Le gouvernement de Moise-Jouthe dans toutes ses élucubrations n’avait pas jugé nécessaire et même urgent de résoudre la crise au sein de la police nationale. En un sens, au lieu de mettre en place des moyens pour arriver à satisfaire les revendications des policiers exigeant de meilleures conditions de travail, justice pour leurs confrères tombés sous des balles assassines des gangs, de meilleurs traitements de la part des autorités et la reconnaissance de leur syndicat, le gouvernement s’adonnait à les provoquer jusqu’à les aliéner comme pour leur faire croire que leur revendication à une amélioration de leur condition de vie n’était pas juste.
Alors, si après les dérapages au champ de mars au cours du carnaval, les policiers durant leur dernière manifestation avaient été obligés de passer à la violence, le gouvernement ancien ou nouveau de Jovenel Moise avait été quasiment responsable, particulièrement si l’on doit se rapporter aux remarques contradictoires du nouveau Premier Ministre Joseph Jouthe qui disait reconnaitre que les revendications policières sont justes tout en critiquant une certaine illégalité du syndicat de la police.
C’est dans cette optique que nous devons comprendre tout ce qui s’est passé dans la journée du lundi 9 et du mardi 10 mars 2020 dans les rues, notamment à Delmas et à Pétionville où des barricades de pneus enflammés ont été en autres érigés par des policiers de la BOID, de l’Udmo et de la DDO baptisé d’un nom de lutte : Fantôme 509.
Certaines administrations de l’Etat telles que l’ONA, le FAES, les Archives nationales, le ministère de l’Éducation nationale ont été perturbées par du gaz lacrymogènes, les policiers ont procédé à leur fermeture et les employés n’avaient d’autre choix que d’abandonner leur fonction.
La frustration des policiers joint aux masses populaires vivant dans un chômage à perpétuité, la réaction ne pouvait être autrement. Ainsi, des voitures ont été brisées, les clés de certains véhicules de l’Etat retrouvés sur leur parcours ont été saisies. Le véhicule de fonction du juge Durin Junior Duret, magistrat auprès de la Cour d’appel de Port-au-Prince et membre du Conseil supérieur du pouvoir judiciaire (Cspj) n’a pas été épargne, il a été victime à l’angle de Delmas 40 b et Delmas 49. L’Association Nationale des Magistrats Haïtiens (ANAMAH) s’indigne et élève la plus vive protestation contre l’attaque dont a été l’objet Me Durin Duret Junior.
Signalons que la principale raison de la manifestation du 9 mars avait été pour exiger la réintégration immédiate et sans condition des 5 policiers révoqués pour leur activité syndicale. Il s’agit de Yanick Joseph, Jean Elder Lundi, Alberson Gros-Nègre, Yens Lamarre et Gédéon Mombrun.
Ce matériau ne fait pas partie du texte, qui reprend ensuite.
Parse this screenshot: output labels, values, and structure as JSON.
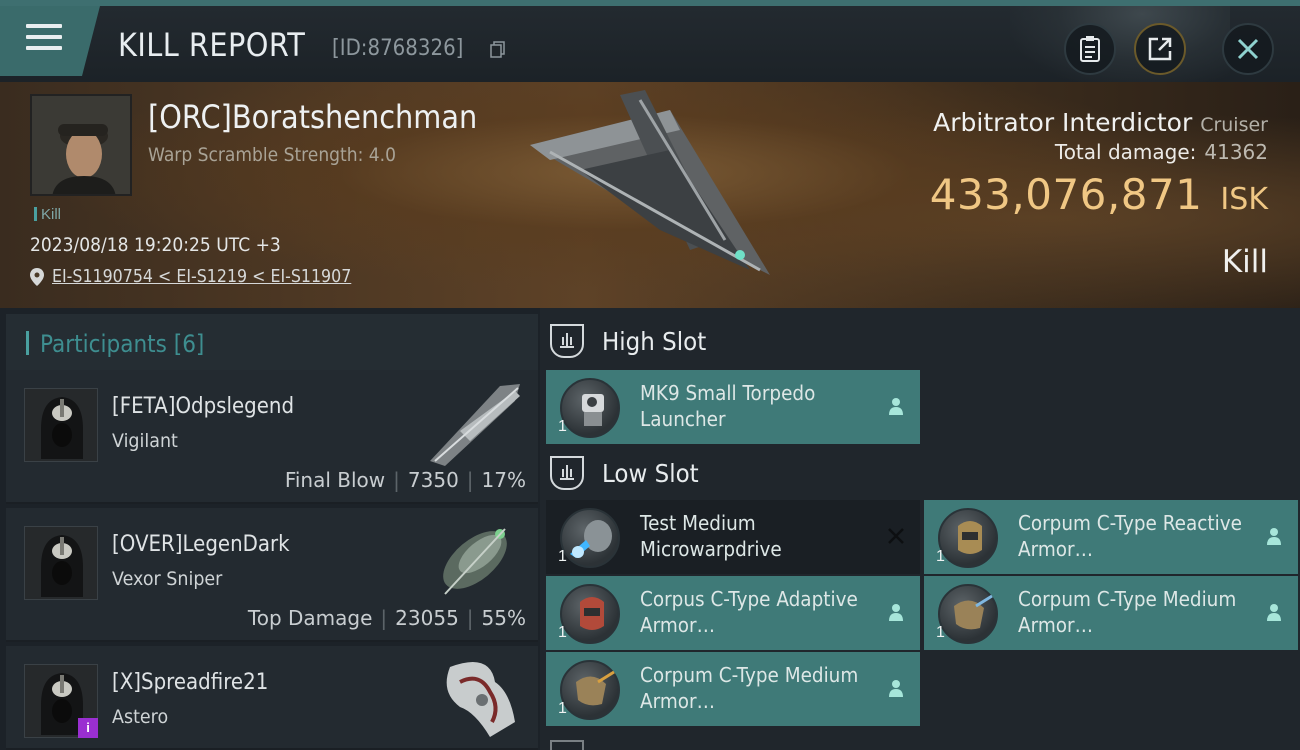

La décision de révoquer ces policiers, qui réclamaient la reconnaissance de leur syndicat et de meilleures conditions de travail, constituait « une grave atteinte » à la liberté syndicale en Haïti, avait fait savoir l’Office de la protection de la citoyenne et du citoyen (Opc), dans une lettre adressée à la Direction de la police.
Selon ce qu’a rapporté le quotidien Le Nouvelliste, concernant les démarches du gouvernement et de la Direction de la police, un policier avait réagi en ces termes :« Ces promesses sont de la poudre aux yeux pour faire de la diversion. Ils veulent nous berner. Je suis dans la rue aujourd’hui parce que je suis révolté. Nous sommes révoltés. Nous exigeons la reconnaissance du syndicat et la réintégration des policiers révoqués. Au niveau de Fantôme 509, nous parlons peu. Nous avons des armes et du gaz. Si rien n’est fait, nous allons tirer et brûler »
Alors que le rendez-vous avait été donné pour une prochaine manifestation des policiers au mois d’avril 2020. Le gouvernement face au courage et à la détermination de ces policiers a du faire marche arrière : les policiers ont maintenant droit à leur syndicat, selon les nouvelles déclarations du Premier ministre de facto Joseph Jouthe à savoir que « Un arrêté viendra amender l’article 11 de l’arrêté d’août 2013 qui interdisait aux fonctionnaires de police de s’associer pour défendre leurs droits. Nous sommes d’accord que les policiers peuvent se syndiquer »
La victoire de ces policiers c’est aussi la victoire du peuple.